Defence officials describe the achievement as a quiet but transformative leap. “This is not a prototype anymore,” a senior DRDO scientist said. “This is a system-ready technology.”
Why GaN Redefines Modern Warfare
Gallium Nitride has emerged globally as the gold standard for high-power, high-frequency electronics. Compared to silicon, GaN enables power switching speeds up to 300 times faster, significantly higher voltage handling, and dramatically improved thermal resilience. These characteristics allow designers to build smaller, lighter, and more powerful systems without the burden of heavy cooling infrastructure.
For modern militaries, this translates directly into sharper radars, longer detection ranges, more effective electronic jammers, and compact, highly accurate missile seekers.

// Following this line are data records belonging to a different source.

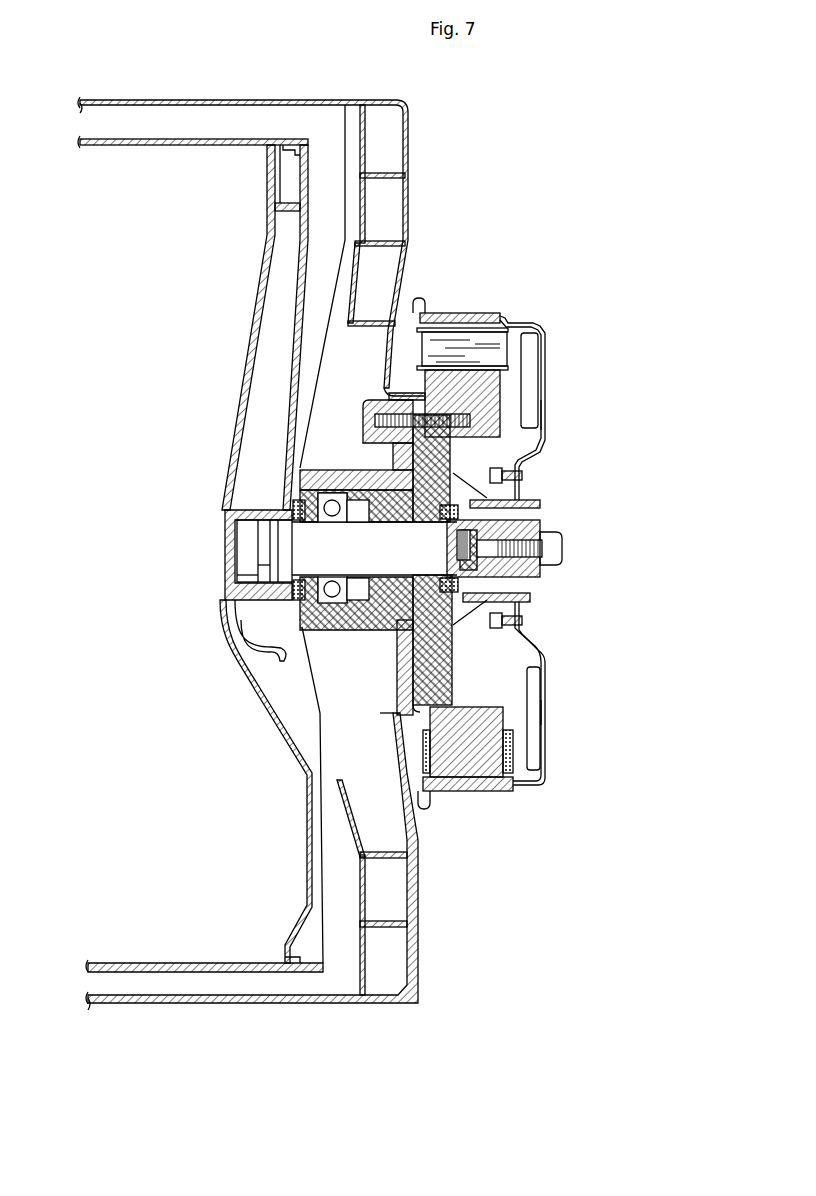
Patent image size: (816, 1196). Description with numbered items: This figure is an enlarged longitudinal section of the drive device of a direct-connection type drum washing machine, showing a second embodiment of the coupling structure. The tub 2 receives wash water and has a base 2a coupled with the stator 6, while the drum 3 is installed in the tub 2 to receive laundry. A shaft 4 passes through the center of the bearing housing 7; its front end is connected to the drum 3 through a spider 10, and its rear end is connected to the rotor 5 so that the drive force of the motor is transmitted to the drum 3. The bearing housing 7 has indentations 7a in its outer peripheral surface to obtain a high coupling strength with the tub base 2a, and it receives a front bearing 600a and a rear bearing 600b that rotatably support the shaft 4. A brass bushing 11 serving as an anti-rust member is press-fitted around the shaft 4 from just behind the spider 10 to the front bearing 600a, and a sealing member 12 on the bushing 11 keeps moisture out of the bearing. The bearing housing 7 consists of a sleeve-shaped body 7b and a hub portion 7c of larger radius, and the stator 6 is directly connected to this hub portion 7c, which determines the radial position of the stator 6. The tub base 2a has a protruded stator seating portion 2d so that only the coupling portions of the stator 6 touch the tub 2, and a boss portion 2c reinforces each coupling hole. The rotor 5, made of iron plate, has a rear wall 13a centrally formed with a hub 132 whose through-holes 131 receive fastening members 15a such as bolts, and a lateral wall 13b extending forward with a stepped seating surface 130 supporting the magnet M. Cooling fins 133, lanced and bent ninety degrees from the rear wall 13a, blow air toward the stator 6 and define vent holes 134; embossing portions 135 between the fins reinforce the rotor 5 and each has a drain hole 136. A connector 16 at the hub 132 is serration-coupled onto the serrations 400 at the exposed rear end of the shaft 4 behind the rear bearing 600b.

The tub 2 is at (174, 98).
The tub base 2a is at (389, 356).
The boss portion 2c is at (367, 420).
The stator seating portion 2d is at (398, 392).
The drum 3 is at (174, 149).
The shaft 4 is at (242, 550).
The rotor 5 is at (546, 366).
The stator 6 is at (500, 350).
The bearing housing 7 is at (453, 462).
The indentations 7a is at (330, 470).
The bearing housing body 7b is at (338, 632).
The bearing housing hub portion 7c is at (452, 658).
The spider 10 is at (223, 596).
The brass bushing 11 is at (310, 522).
The sealing member 12 is at (327, 577).
The rear wall 13a is at (545, 748).
The lateral wall 13b is at (468, 313).
The seating surface 130 is at (503, 314).
The through-holes 131 is at (523, 627).
The hub 132 is at (522, 486).
The cooling fins 133 is at (530, 380).
The vent hole 134 is at (542, 415).
The embossing portions 135 is at (547, 688).
The drain hole 136 is at (547, 714).
The fastening members 15a is at (522, 618).
The connector 16 is at (543, 566).
The serrations 400 is at (562, 547).
The front bearing 600a is at (303, 502).
The rear bearing 600b is at (452, 512).
The magnet M is at (440, 313).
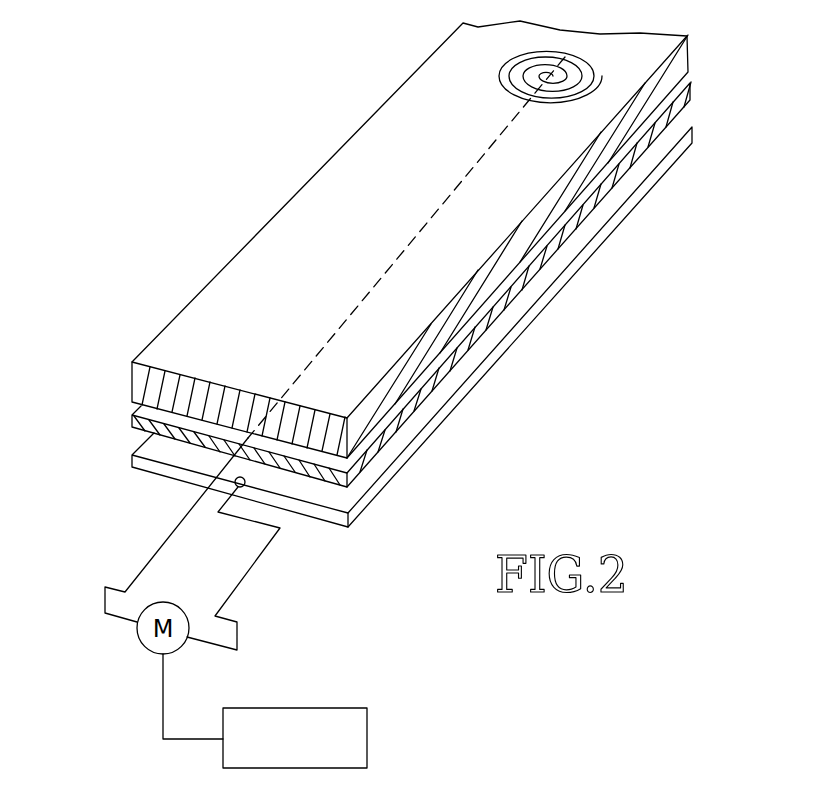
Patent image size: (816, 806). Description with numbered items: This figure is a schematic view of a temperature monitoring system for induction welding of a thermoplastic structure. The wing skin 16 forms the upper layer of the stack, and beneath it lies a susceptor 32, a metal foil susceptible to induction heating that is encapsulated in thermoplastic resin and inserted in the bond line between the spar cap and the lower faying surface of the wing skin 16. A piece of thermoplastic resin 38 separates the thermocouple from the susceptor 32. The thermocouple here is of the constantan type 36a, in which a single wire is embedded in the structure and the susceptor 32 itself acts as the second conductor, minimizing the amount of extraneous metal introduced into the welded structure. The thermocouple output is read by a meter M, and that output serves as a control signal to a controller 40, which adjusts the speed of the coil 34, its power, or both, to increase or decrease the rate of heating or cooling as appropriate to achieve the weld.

The wing skin 16 is at (84, 406).
The coil 34 is at (483, 70).
The constantan type thermocouple 36a is at (380, 278).
The piece of thermoplastic resin 38 is at (480, 356).
The susceptor 32 is at (425, 452).
The controller 40 is at (367, 738).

A GaN-based radar module that once required bulky arrays can now be miniaturised without sacrificing performance, a decisive advantage for fighter aircraft, drones, and space platforms.
Strategic Independence Secured
With this breakthrough, India joins an elite group of nations — the United States, France, Russia, Germany, South Korea, and China — that possess end-to-end GaN technology under sovereign control.
The implications for the Indian Armed Forces are immediate and far-reaching. Indigenous GaN chips are slated to power the Uttam Mk2 AESA radar for the Tejas Mk2 fighter, the Virupaksha radar planned for the Su-30MKI upgrade programme, advanced electronic warfare suites, next-generation missile seekers, unmanned aerial vehicles (UAVs), and military satellites.
Crucially, full intellectual property (IP) ownership ensures that production lines cannot be disrupted by foreign political pressure during crises. Defence analysts describe this as a decisive shift from platform-level self-reliance to component-level sovereignty. “In wartime, no external supplier can switch us off,” one analyst noted. “That changes the calculus entirely.”
Economic and Industrial Ripple Effects
Beyond the battlefield, the GaN breakthrough carries major economic significance. The global GaN semiconductor market is projected to exceed $21 billion by 2031, driven by demand across defence, telecommunications, electric vehicles, and space systems.
DRDO has already begun transferring fabrication processes to Indian industry partners at a nominal cost, a move aimed at seeding a domestic GaN ecosystem. This approach is expected to push Indian companies beyond assembly and integration into high-value semiconductor manufacturing, aligning closely with the government’s Make in India and Atmanirbhar Bharat initiatives.
Industry executives see the development as a rare strategic opening. “Very few countries have cracked GaN independently,” said one semiconductor sector expert. “India now has a chance to compete not just as a buyer, but as a global supplier.”
Rewriting the Rafale Offset Story
What France declined to transfer under the Rafale deal has now been built indigenously, from the ground up. The episode has quietly rewritten the narrative of India’s defence procurement, transforming a high-profile refusal into a catalyst for technological self-confidence.
A decade after being told “no,” India has answered with a capability that places it among the world’s most advanced semiconductor powers — on its own terms, and under its own control.